What’s Going On With Josh Bailey?

The longest tenured Islander might be on the outs on Long Island. 

On the surface, there’s nothing particularly unusual about Josh Bailey’s 2021-22 season. His 22 points in 40 games (0.55 points per game) are right around the level of production that one can expect from him, while his role in the Islanders’ top-six forwards – be it on the top line with Mat Barzal and Anders Lee or on the second line with Brock Nelson and Anthony Beauvillier – has been largely unquestioned. 

Unquestioned until now, that is. With young forward Oliver Wahlstrom returning from injury prior to the Islanders’ 4-3 shootout loss to the San Jose Sharks on Feb. 24, Andrew Gross of Newsday reported that Josh Bailey was not a part of the team’s four main lines during their morning skate. Based on that, it would be no surprise when Bailey was listed as a scratch for the contest, while Kieffer Bellows took his usual spot next to Nelson and Beauvillier. 

What’s more is that Bailey has unexpectedly become a part of trade talks in recent days. According to David Pagnotta of the Fourth Period, the Minnesota Wild have reached out about the veteran winger, but “no deal is believed to be imminent at this time.” That said, if one team finds Bailey valuable, it’s hard to believe that they would be the only ones. 

Bailey has been a fixture in the Islanders’ lineup since the 2008-09 season and had missed just nine games since the start of the 2015-16 season, prior to Thursday night. While his point totals have been strong in recent years, his underlying numbers paint a more pessimistic picture. Bailey has been a very poor defensive player during that time, finishing in the bottom 2.35% in Evolving Hockey’s RAPM even strength expected goals against per 60 minutes in both the 2015-16 and 2017-18 seasons and rating above average only once. 

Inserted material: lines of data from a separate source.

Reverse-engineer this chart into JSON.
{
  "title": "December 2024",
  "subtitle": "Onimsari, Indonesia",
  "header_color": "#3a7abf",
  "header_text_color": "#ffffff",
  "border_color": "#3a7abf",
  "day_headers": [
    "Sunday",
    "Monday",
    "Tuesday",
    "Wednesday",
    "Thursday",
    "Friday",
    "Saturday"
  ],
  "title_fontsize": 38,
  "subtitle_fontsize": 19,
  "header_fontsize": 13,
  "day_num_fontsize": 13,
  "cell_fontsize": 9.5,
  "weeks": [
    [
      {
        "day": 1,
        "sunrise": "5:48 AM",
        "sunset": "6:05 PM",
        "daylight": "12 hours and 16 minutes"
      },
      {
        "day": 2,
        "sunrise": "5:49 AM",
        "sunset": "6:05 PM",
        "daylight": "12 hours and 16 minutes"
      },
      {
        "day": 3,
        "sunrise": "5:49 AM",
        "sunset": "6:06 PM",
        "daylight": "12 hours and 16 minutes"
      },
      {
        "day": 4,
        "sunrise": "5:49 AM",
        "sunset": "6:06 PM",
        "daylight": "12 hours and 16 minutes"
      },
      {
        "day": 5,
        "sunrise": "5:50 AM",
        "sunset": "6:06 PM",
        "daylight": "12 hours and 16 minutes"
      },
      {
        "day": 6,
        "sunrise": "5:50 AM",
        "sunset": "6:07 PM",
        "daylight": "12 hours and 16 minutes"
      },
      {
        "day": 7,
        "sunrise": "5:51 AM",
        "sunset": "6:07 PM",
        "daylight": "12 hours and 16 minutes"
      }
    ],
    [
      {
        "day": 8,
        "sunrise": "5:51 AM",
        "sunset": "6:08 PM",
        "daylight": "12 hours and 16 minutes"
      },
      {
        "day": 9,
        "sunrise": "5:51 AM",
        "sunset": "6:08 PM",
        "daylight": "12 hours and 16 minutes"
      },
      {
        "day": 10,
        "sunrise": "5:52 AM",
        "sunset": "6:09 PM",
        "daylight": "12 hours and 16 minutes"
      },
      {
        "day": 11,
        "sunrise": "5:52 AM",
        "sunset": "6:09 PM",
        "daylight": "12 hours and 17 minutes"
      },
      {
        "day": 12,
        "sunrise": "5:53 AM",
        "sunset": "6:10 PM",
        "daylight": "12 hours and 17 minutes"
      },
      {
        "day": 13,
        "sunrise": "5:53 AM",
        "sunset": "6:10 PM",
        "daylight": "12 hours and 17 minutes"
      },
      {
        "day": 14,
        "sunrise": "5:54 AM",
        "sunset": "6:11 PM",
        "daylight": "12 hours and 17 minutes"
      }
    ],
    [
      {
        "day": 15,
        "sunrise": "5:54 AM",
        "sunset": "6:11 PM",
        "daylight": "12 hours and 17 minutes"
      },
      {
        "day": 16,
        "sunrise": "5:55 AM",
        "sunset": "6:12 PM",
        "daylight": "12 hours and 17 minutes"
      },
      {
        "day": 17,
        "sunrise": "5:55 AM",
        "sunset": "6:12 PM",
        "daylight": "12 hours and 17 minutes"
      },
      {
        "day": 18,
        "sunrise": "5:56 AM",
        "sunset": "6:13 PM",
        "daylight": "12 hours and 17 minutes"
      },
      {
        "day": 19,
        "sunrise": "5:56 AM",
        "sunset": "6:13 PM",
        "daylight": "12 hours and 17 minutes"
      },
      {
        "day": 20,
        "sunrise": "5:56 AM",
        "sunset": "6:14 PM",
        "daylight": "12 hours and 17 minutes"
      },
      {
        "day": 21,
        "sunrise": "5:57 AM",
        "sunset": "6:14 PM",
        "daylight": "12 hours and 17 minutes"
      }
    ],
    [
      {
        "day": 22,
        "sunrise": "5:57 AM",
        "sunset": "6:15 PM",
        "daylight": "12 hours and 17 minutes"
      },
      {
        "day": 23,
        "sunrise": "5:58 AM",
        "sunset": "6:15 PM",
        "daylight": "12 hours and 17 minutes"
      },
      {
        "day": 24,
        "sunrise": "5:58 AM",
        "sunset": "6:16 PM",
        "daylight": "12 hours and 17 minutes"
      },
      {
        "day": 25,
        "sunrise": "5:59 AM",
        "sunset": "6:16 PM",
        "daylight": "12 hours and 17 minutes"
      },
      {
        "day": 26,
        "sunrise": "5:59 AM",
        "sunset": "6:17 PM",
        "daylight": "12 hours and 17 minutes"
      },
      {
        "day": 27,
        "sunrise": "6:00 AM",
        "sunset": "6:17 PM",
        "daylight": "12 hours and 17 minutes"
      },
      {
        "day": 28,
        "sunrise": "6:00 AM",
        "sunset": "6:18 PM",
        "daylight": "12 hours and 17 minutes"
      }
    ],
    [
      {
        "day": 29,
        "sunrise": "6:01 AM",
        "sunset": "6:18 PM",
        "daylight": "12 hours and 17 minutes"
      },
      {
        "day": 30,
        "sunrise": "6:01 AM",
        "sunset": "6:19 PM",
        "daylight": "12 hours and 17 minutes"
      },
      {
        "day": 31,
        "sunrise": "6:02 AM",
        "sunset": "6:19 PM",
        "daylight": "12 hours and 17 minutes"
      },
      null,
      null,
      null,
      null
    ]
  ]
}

Furthermore, there’s evidence Bailey’s true offensive impact has been dwindling too. While the line of him, Barzal and Lee has been good (61.72 5v5 GF%, 50.62 5v5 xGF%), the rest of his numbers, as well as the eye test, say he hasn’t been contributing as much as those numbers indicate. His 5v5 on-ice goals for per 60 is over a quarter of a goal (-0.31) lower than his average teammate, while his 5v5 on-ice Corsi for per 60 is -2.84 attempts lower by the same method. These numbers suggest that offensive play-driving that has occurred with Bailey on the ice has been driven mainly by his teammates, rather than by Bailey himself, a grim indictment for the veteran forward. 

The potential trade rumors and Bailey’s (potentially temporary) descent on the depth chart have converged at a convenient time for the Islanders. If he has become a spare part among the Isles’ top-nine forwards, why not shop him and see what offers are out there? Ridding themselves of some or all of his $5 million cap hit could help the team make upgrades over the summer and an open roster spot in the top-six would allow for a promotion for a younger player like Wahlstrom or Bellows. 

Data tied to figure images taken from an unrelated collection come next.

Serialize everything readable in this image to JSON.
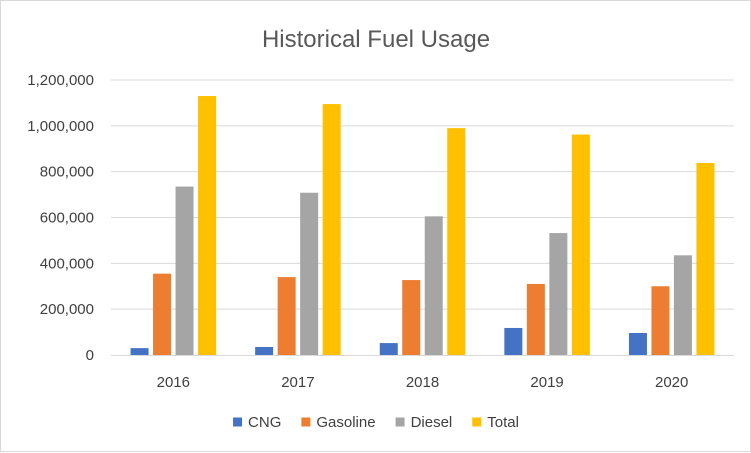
{
  "chart_data": {
    "type": "bar",
    "title": "Historical Fuel Usage",
    "xlabel": "",
    "ylabel": "",
    "categories": [
      "2016",
      "2017",
      "2018",
      "2019",
      "2020"
    ],
    "series": [
      {
        "name": "CNG",
        "color": "#4472C4",
        "values": [
          30000,
          35000,
          52000,
          118000,
          96000
        ]
      },
      {
        "name": "Gasoline",
        "color": "#ED7D31",
        "values": [
          355000,
          340000,
          327000,
          310000,
          300000
        ]
      },
      {
        "name": "Diesel",
        "color": "#A5A5A5",
        "values": [
          735000,
          708000,
          605000,
          532000,
          435000
        ]
      },
      {
        "name": "Total",
        "color": "#FFC000",
        "values": [
          1130000,
          1095000,
          990000,
          962000,
          838000
        ]
      }
    ],
    "ylim": [
      0,
      1200000
    ],
    "yticks": [
      "0",
      "200,000",
      "400,000",
      "600,000",
      "800,000",
      "1,000,000",
      "1,200,000"
    ],
    "grid": true,
    "legend": "bottom"
  }
}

But of course, trading players – trading people – is never that simple. Bailey has been an Islander for over a decade and stuck with the team through thick and thin. Him and former Islanders captain John Tavares were supposed to be free agents in the same offseason, but in the midst of the media circus that was Tavares’ walk year, Bailey would sign a long term extension to stay in New York. He is beloved by his teammates and has served as an alternate captain for the past four seasons. While his play has diminished, not having him in the locker room is something that may have repercussions for the rest of the team; that’s something that the organization will have to weigh when they consider trading him. 

Regardless of what you think of Josh Bailey at this point in his career, seeing him play for another team would be a difficult pill to swallow for Islanders fans. Bailey is third all-time in Islanders games played, fourth in assists and 10th in points; he is, for all intents and purposes, an Islanders legend. But nothing lasts forever and recent developments indicate that his days on Long Island could be numbered. As the March 21 trade deadline approaches, Bailey’s name will be an interesting – if unanticipated – name to watch.